Marc Staal, who practiced did not scrimmage today, said post-concussion headaches are continuing at night after workouts, although they are less severe than last summer.
“When I first started working out in the summer, I couldn’t get through a workout without getting a headache,” said Staal, who was felled by a high hit from his brother Eric of the Carolina Hurricanes on Feb. 22. “I’ve been improving over last two, three weeks, I hope it keeps going in that direction…I feel no symptoms if I don’t do anything. If I push myself really hard, more often than not, I’ll get a headache.”
Staal, who is being held out of scrimmages and at least pre-season games as a precaution, and was sent home yesterday, said he felt good today. “I felt fine going through the workouts, we’ll see where it goes,” the 24-year-old said in his first remarks since the concussion was revealed.

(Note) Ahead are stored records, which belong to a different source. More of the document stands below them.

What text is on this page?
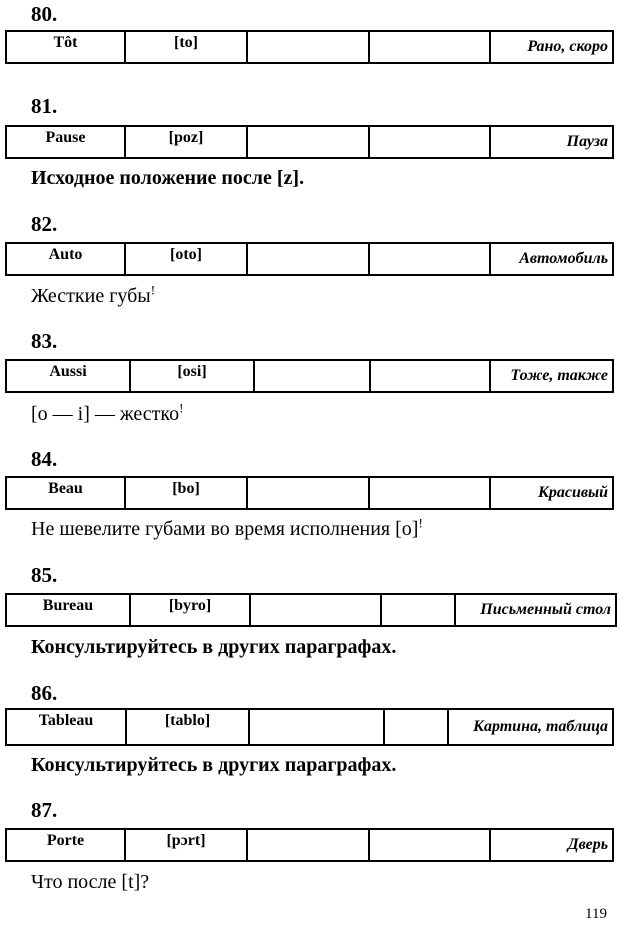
80.
Tôt	[to]			Рано, скоро
81.
Pause	[poz]			Пауза
Исходное положение после [z].
82.
Auto	[oto]			Автомобиль
Жесткие губы!
83.
Aussi	[osi]			Тоже, также
[o — i] — жестко!
84.
Beau	[bo]			Красивый
Не шевелите губами во время исполнения [o]!
85.
Bureau	[byro]			Письменный стол
Консультируйтесь в других параграфах.
86.
Tableau	[tablo]			Картина, таблица
Консультируйтесь в других параграфах.
87.
Porte	[pɔrt]			Дверь
Что после [t]?
119
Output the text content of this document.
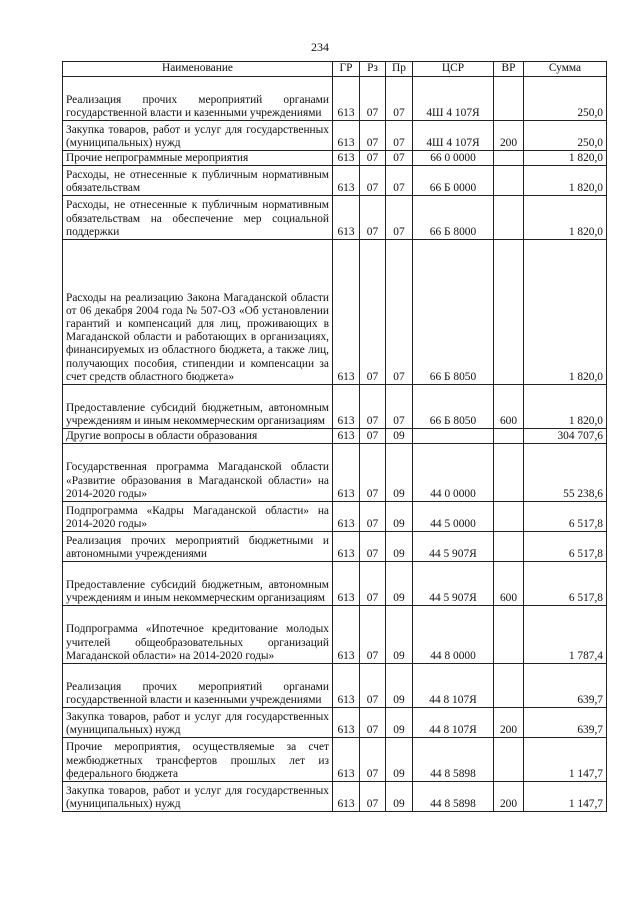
234
Наименование	ГР	Рз	Пр	ЦСР	ВР	Сумма
Реализация прочих мероприятий органами государственной власти и казенными учреждениями	613	07	07	4Ш 4 107Я		250,0
Закупка товаров, работ и услуг для государственных (муниципальных) нужд	613	07	07	4Ш 4 107Я	200	250,0
Прочие непрограммные мероприятия	613	07	07	66 0 0000		1 820,0
Расходы, не отнесенные к публичным нормативным обязательствам	613	07	07	66 Б 0000		1 820,0
Расходы, не отнесенные к публичным нормативным обязательствам на обеспечение мер социальной поддержки	613	07	07	66 Б 8000		1 820,0
Расходы на реализацию Закона Магаданской области от 06 декабря 2004 года № 507-ОЗ «Об установлении гарантий и компенсаций для лиц, проживающих в Магаданской области и работающих в организациях, финансируемых из областного бюджета, а также лиц, получающих пособия, стипендии и компенсации за счет средств областного бюджета»	613	07	07	66 Б 8050		1 820,0
Предоставление субсидий бюджетным, автономным учреждениям и иным некоммерческим организациям	613	07	07	66 Б 8050	600	1 820,0
Другие вопросы в области образования	613	07	09			304 707,6
Государственная программа Магаданской области «Развитие образования в Магаданской области» на 2014-2020 годы»	613	07	09	44 0 0000		55 238,6
Подпрограмма «Кадры Магаданской области» на 2014-2020 годы»	613	07	09	44 5 0000		6 517,8
Реализация прочих мероприятий бюджетными и автономными учреждениями	613	07	09	44 5 907Я		6 517,8
Предоставление субсидий бюджетным, автономным учреждениям и иным некоммерческим организациям	613	07	09	44 5 907Я	600	6 517,8
Подпрограмма «Ипотечное кредитование молодых учителей общеобразовательных организаций Магаданской области» на 2014-2020 годы»	613	07	09	44 8 0000		1 787,4
Реализация прочих мероприятий органами государственной власти и казенными учреждениями	613	07	09	44 8 107Я		639,7
Закупка товаров, работ и услуг для государственных (муниципальных) нужд	613	07	09	44 8 107Я	200	639,7
Прочие мероприятия, осуществляемые за счет межбюджетных трансфертов прошлых лет из федерального бюджета	613	07	09	44 8 5898		1 147,7
Закупка товаров, работ и услуг для государственных (муниципальных) нужд	613	07	09	44 8 5898	200	1 147,7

Acupuncture treatments in the last couple of weeks “seems to have helped quite a bit with the headaches,” said Staal, who experienced no other symptoms, such as nausea. He passed a baseline neurological test on Friday. “I had a little bit of a headache after the first day of camp; they’re been taking a lot longer to come.”
Asked what the doctors have told him, Staal said: “Patience… it’s kind of a tricky area to predict. Right now, I’ve been improving with working out and working hard…It depends on the length and intensity of workout, sometimes later in the day I’ll get a headache and it’s last four or five hours, sometimes it’ll last one hour, that’s the way it’s been going the last couple weeks.”

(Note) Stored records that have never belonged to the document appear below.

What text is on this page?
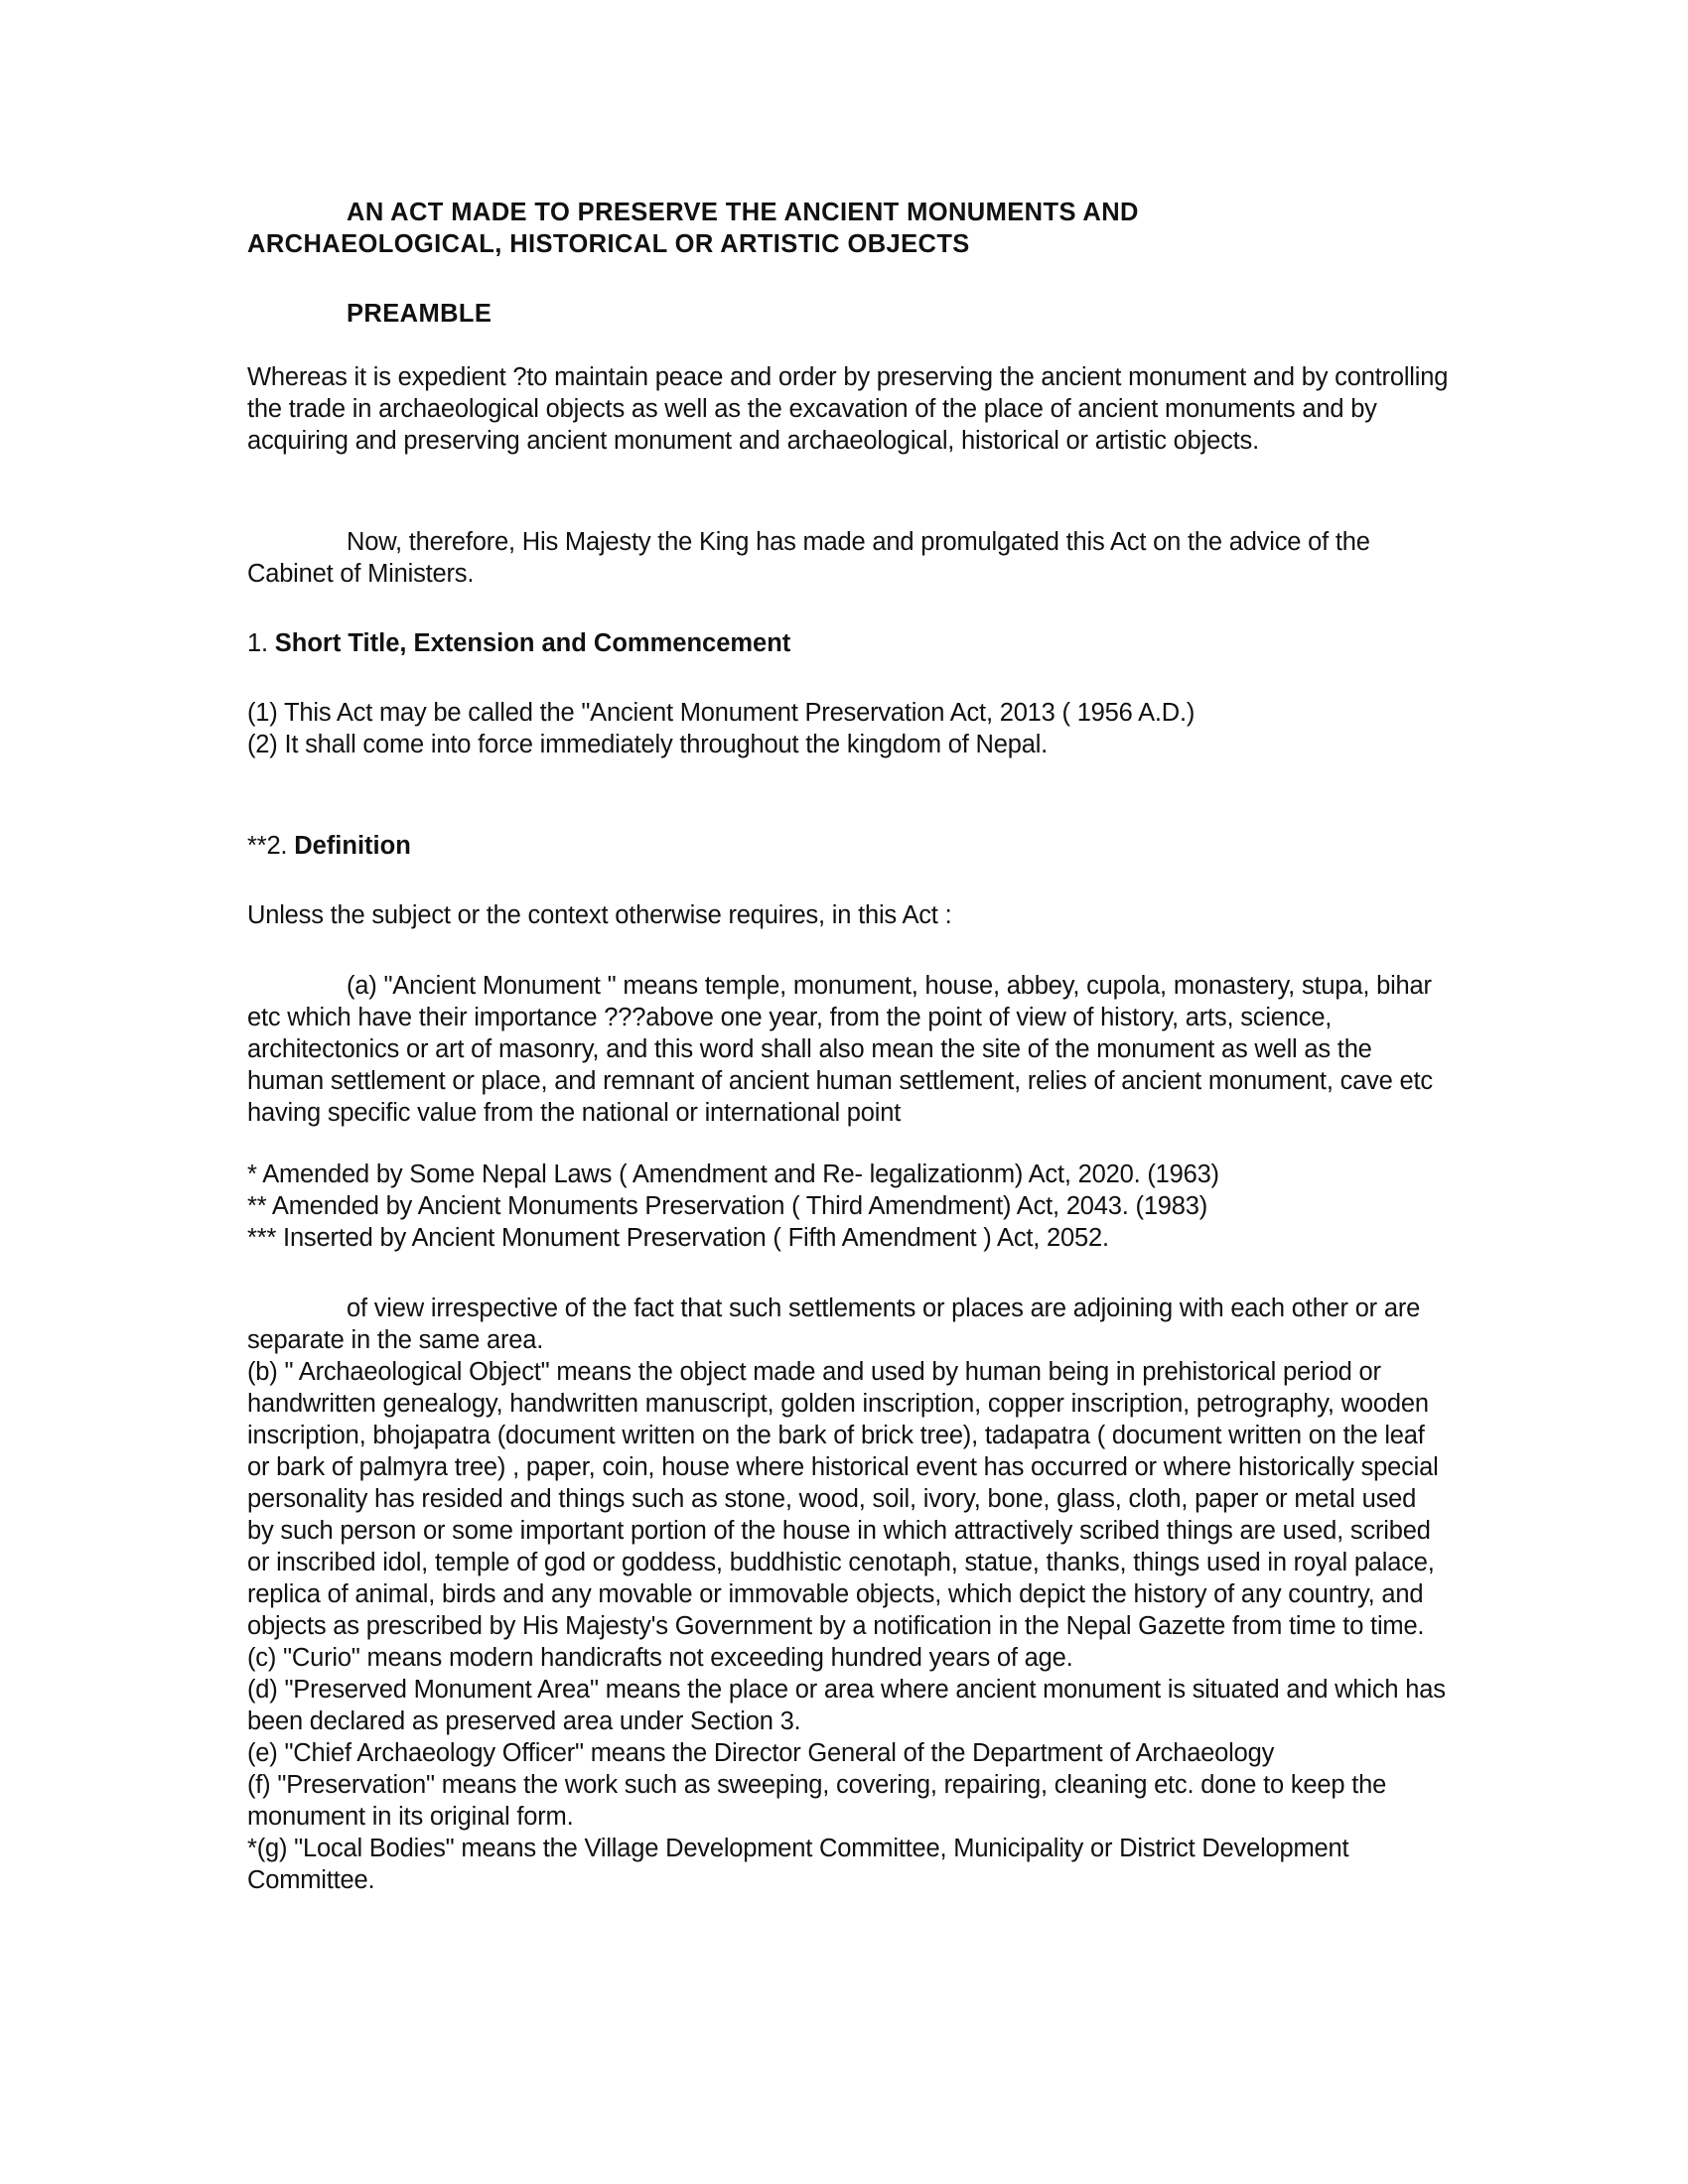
AN ACT MADE TO PRESERVE THE ANCIENT MONUMENTS AND

ARCHAEOLOGICAL, HISTORICAL OR ARTISTIC OBJECTS

PREAMBLE
Whereas it is expedient ?to maintain peace and order by preserving the ancient monument and by controlling the trade in archaeological objects as well as the excavation of the place of ancient monuments and by acquiring and preserving ancient monument and archaeological, historical or artistic objects.
Now, therefore, His Majesty the King has made and promulgated this Act on the advice of the Cabinet of Ministers.
1. Short Title, Extension and Commencement

(1) This Act may be called the "Ancient Monument Preservation Act, 2013 ( 1956 A.D.)

(2) It shall come into force immediately throughout the kingdom of Nepal.

**2. Definition
Unless the subject or the context otherwise requires, in this Act :
(a) "Ancient Monument " means temple, monument, house, abbey, cupola, monastery, stupa, bihar etc which have their importance ???above one year, from the point of view of history, arts, science, architectonics or art of masonry, and this word shall also mean the site of the monument as well as the human settlement or place, and remnant of ancient human settlement, relies of ancient monument, cave etc having specific value from the national or international point

* Amended by Some Nepal Laws ( Amendment and Re- legalizationm) Act, 2020. (1963)

** Amended by Ancient Monuments Preservation ( Third Amendment) Act, 2043. (1983)

*** Inserted by Ancient Monument Preservation ( Fifth Amendment ) Act, 2052.

of view irrespective of the fact that such settlements or places are adjoining with each other or are separate in the same area.

(b) " Archaeological Object" means the object made and used by human being in prehistorical period or handwritten genealogy, handwritten manuscript, golden inscription, copper inscription, petrography, wooden inscription, bhojapatra (document written on the bark of brick tree), tadapatra ( document written on the leaf or bark of palmyra tree) , paper, coin, house where historical event has occurred or where historically special personality has resided and things such as stone, wood, soil, ivory, bone, glass, cloth, paper or metal used by such person or some important portion of the house in which attractively scribed things are used, scribed or inscribed idol, temple of god or goddess, buddhistic cenotaph, statue, thanks, things used in royal palace, replica of animal, birds and any movable or immovable objects, which depict the history of any country, and objects as prescribed by His Majesty's Government by a notification in the Nepal Gazette from time to time.

(c) "Curio" means modern handicrafts not exceeding hundred years of age.

(d) "Preserved Monument Area" means the place or area where ancient monument is situated and which has been declared as preserved area under Section 3.

(e) "Chief Archaeology Officer" means the Director General of the Department of Archaeology

(f) "Preservation" means the work such as sweeping, covering, repairing, cleaning etc. done to keep the monument in its original form.

*(g) "Local Bodies" means the Village Development Committee, Municipality or District Development Committee.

Eric, he said, is “not very happy about it. It is what it is. You can’t do anything about it right now.”
At the end of the season, Staal said the symptoms were “not this noticeable.
I never had a concussion before, and when you play 30 minutes a night you feel run down, you don’t feel that great to begin with, so at the time I wasn’t really concerned about it. I started to feel it a lot more after we got knocked out in the playoffs.”
There are no immediate plans to reach out to more concussion specialists, he said. “If things get progressively worse, I assume there would be some outreach." What's necessary for him to return? "As soon as I can get a stretch in where I’m not getting headaches during workouts, then I’ll start playing games.”